いろいろな意見があると思いますが、上記はわたしが気にしていることの一例です。

だいぶ古い話になりますが、フィリップ・トルシエさんがサッカー日本代表の監督をしていた時にこんな発言がありました。

”日本人は車が1台も来ないのに、赤信号が青に変わるまで待っている。ルールを守るという国民性は尊敬に値するが、サッカーでは少し問題がある。日本選手間のルールを相手に見破られると容易にボールを奪われてしまうし、ルール遵守の精神が強過ぎるとその後の修正も効かない。”

一応のルールを決めておくが、状況に応じて臨機応変、時にはルール破りをしろということです。

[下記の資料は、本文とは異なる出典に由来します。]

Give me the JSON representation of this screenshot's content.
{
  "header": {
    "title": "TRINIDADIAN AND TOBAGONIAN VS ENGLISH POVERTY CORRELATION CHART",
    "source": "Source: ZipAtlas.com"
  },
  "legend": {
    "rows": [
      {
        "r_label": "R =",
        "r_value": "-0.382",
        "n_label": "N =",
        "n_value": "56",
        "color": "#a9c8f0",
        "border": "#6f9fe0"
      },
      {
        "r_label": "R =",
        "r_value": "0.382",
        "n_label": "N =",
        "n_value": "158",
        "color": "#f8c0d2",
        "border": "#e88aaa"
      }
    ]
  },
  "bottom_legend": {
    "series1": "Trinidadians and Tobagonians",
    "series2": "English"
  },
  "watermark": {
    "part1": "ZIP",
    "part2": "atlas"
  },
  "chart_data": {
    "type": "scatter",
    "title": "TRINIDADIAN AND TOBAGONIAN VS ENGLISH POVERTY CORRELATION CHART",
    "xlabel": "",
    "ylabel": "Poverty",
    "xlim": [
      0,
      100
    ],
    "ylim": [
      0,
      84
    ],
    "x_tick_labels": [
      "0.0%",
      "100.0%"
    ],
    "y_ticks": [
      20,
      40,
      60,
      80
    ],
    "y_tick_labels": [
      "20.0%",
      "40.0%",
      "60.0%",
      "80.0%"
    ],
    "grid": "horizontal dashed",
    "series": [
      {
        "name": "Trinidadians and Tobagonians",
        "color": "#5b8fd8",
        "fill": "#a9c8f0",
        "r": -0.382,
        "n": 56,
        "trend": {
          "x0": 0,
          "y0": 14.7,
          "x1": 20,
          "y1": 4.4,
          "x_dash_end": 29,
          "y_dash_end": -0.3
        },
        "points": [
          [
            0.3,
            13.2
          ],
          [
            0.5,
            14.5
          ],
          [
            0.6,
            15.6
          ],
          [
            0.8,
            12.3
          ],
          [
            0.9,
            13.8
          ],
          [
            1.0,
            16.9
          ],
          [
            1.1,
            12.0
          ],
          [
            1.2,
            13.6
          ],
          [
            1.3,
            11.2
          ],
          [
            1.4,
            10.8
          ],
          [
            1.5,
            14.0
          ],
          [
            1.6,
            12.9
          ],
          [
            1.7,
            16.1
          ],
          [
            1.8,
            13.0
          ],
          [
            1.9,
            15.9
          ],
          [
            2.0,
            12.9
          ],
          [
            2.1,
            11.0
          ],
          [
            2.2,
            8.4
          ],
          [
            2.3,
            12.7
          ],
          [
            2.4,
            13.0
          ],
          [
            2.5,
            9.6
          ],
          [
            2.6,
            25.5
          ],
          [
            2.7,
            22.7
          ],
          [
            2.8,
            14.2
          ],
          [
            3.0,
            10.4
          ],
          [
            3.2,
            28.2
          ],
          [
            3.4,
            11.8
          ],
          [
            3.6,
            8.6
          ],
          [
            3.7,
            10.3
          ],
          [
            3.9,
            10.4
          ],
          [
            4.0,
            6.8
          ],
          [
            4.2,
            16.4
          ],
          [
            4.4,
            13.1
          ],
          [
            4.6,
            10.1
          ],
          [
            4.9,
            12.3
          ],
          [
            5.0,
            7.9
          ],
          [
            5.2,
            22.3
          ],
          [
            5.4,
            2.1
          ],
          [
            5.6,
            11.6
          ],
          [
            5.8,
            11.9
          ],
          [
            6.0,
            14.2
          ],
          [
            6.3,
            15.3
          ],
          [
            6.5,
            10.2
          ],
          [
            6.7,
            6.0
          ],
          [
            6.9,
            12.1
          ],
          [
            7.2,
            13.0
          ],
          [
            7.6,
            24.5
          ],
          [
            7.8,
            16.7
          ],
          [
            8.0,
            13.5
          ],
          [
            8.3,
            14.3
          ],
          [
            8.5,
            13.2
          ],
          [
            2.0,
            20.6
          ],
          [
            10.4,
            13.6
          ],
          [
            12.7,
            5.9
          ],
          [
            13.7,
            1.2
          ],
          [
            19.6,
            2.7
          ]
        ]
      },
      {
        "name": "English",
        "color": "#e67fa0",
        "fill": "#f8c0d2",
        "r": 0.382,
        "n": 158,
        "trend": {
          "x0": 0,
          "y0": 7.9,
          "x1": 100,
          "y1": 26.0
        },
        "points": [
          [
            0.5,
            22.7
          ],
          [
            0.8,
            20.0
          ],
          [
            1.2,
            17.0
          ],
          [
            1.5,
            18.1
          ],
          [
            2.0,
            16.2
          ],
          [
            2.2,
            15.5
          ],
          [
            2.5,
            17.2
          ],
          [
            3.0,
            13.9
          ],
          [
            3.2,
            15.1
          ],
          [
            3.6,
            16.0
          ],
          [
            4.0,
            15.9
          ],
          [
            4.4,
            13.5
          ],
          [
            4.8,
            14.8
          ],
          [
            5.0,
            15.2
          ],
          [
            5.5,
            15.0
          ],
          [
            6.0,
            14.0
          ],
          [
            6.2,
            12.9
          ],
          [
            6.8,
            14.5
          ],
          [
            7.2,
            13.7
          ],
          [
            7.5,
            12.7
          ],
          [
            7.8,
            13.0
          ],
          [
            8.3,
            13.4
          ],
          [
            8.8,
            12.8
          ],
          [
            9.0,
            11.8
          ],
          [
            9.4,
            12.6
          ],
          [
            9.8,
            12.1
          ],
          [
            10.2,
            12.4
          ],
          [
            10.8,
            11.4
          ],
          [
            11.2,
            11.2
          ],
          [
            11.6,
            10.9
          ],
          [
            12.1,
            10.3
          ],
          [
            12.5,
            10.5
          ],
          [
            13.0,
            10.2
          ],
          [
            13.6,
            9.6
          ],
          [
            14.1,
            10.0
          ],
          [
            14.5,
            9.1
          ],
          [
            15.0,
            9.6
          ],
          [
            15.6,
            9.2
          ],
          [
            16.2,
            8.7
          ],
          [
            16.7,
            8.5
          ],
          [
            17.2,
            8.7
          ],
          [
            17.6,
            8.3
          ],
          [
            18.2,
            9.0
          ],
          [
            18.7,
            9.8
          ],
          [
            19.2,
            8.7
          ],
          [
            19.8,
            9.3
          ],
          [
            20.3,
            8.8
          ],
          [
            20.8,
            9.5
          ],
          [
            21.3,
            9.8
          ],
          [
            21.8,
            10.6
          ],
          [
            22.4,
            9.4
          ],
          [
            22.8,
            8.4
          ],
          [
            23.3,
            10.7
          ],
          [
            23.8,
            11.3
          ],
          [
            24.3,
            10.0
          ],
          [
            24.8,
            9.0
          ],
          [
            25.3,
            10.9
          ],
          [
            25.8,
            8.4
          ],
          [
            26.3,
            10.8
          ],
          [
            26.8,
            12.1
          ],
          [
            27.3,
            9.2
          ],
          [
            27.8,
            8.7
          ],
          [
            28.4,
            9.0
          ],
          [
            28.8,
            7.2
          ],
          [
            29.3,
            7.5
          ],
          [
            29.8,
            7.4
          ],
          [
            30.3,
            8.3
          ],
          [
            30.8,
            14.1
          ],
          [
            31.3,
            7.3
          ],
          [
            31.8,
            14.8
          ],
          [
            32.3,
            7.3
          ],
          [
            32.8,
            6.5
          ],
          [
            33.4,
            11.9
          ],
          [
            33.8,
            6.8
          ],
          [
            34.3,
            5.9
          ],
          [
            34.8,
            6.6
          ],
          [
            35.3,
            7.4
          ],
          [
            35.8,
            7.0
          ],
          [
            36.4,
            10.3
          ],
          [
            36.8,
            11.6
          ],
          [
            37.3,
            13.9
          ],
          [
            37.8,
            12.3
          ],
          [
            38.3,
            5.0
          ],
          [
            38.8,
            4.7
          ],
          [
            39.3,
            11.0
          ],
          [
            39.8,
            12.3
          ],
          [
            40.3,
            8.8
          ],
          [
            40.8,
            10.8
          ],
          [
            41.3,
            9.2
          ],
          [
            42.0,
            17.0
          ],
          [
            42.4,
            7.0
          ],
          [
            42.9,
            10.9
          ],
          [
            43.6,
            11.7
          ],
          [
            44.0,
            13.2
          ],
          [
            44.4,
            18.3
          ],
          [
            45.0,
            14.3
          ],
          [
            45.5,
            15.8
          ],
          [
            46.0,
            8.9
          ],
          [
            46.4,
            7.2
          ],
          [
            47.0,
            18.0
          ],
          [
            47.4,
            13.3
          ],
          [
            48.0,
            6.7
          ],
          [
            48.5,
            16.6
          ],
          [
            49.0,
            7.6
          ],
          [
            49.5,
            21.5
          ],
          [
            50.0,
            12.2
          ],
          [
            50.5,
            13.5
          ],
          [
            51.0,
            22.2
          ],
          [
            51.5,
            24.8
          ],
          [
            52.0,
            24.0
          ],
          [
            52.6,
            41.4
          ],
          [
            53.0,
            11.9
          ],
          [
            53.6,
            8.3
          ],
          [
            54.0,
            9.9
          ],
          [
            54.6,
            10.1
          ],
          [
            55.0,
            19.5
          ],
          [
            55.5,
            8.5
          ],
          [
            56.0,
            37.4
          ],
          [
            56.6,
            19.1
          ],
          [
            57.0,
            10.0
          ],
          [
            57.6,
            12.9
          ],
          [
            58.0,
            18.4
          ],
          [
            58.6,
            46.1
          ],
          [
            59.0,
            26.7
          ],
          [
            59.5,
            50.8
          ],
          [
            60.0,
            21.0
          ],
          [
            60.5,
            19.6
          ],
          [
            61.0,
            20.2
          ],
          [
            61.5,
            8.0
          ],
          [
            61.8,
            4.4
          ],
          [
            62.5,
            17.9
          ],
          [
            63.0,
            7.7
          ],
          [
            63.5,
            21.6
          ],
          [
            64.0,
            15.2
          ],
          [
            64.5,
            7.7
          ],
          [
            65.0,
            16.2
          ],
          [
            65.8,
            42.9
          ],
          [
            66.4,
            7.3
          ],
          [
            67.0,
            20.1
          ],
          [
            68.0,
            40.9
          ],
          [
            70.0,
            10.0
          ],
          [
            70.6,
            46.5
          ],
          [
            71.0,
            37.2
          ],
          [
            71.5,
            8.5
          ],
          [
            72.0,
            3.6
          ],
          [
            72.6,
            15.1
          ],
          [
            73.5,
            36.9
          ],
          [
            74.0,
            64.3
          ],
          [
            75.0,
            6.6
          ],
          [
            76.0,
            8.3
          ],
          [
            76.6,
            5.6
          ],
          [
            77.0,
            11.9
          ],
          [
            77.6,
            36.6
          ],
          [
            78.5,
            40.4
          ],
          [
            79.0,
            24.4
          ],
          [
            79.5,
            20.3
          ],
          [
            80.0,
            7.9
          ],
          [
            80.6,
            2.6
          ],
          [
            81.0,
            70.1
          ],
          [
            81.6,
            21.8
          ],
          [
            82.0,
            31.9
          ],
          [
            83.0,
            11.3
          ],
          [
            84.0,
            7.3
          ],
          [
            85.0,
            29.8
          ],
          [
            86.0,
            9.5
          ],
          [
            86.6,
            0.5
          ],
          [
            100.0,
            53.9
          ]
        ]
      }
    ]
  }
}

車の来ない赤信号の横断歩道を渡るか渡らないかは二者択一ですが、渡り方には何通りかあると思います。例えば、他の人が待っていても自分は渡る、渡ってはいけないというルールの目的が安全を守ることにあるならば、車が来ない時に渡っても目的に適っているから。或いは、先頭で渡るのはリスクがある、見えなかった車にはねられるリスク、お巡りさんに怒られるリスク――、だから誰かが先陣を切った後二番手で渡る、等々。絶対に渡らないも含め、どれが正解ということはないと思いますが、わたしがしたくないことは、皆が渡り始めたからつられて自分も渡るとか、皆が渡らないから明確な意思も持たずに自分も渡らない式の付和雷同型です。

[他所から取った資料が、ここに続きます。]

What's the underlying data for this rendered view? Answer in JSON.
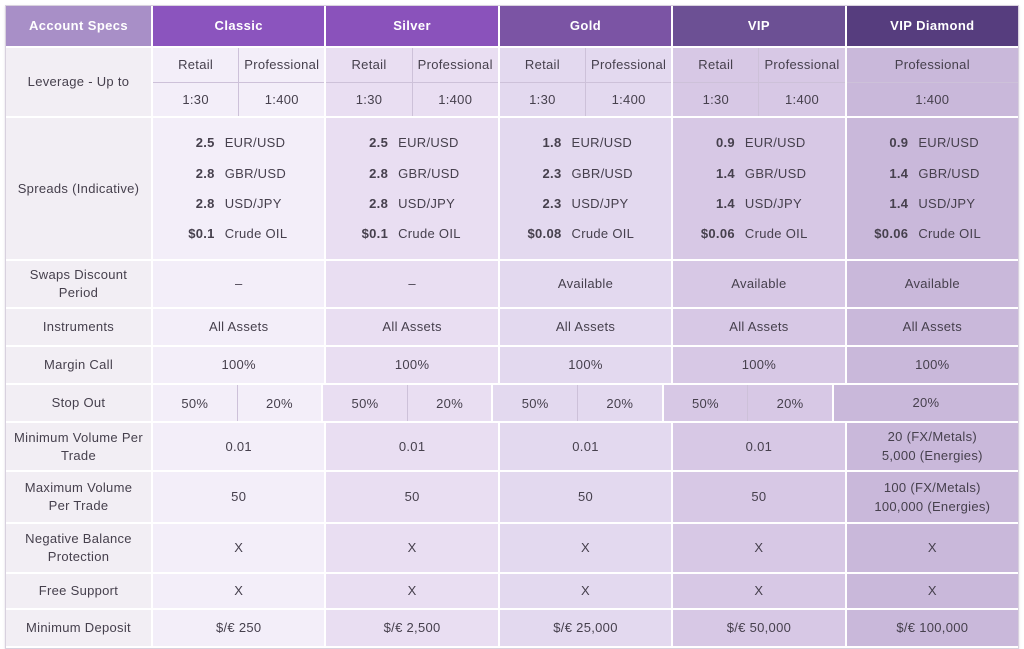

状況を把握して自分の頭で考えて、その判断、決断を信じて行動に移す(或いは移さない)、横断歩道の例は小さな比喩ですが、日常の些細な事柄をも意識して、考える、決断する、行動する、というサイクルを習慣化することは、意外に大事なことではないかと思っています。自分で考えることが癖になっていると応用範囲は広い。新聞やTV,ネット上の報道を鵜呑みにすることも少なくなりますし、仕事上でも結論先送りをしなくなり、他人の物真似をすることも減ります。青信号だからという理由だけで渡ったら、信号無視の車には轢かれてしまうかもしれないのですから。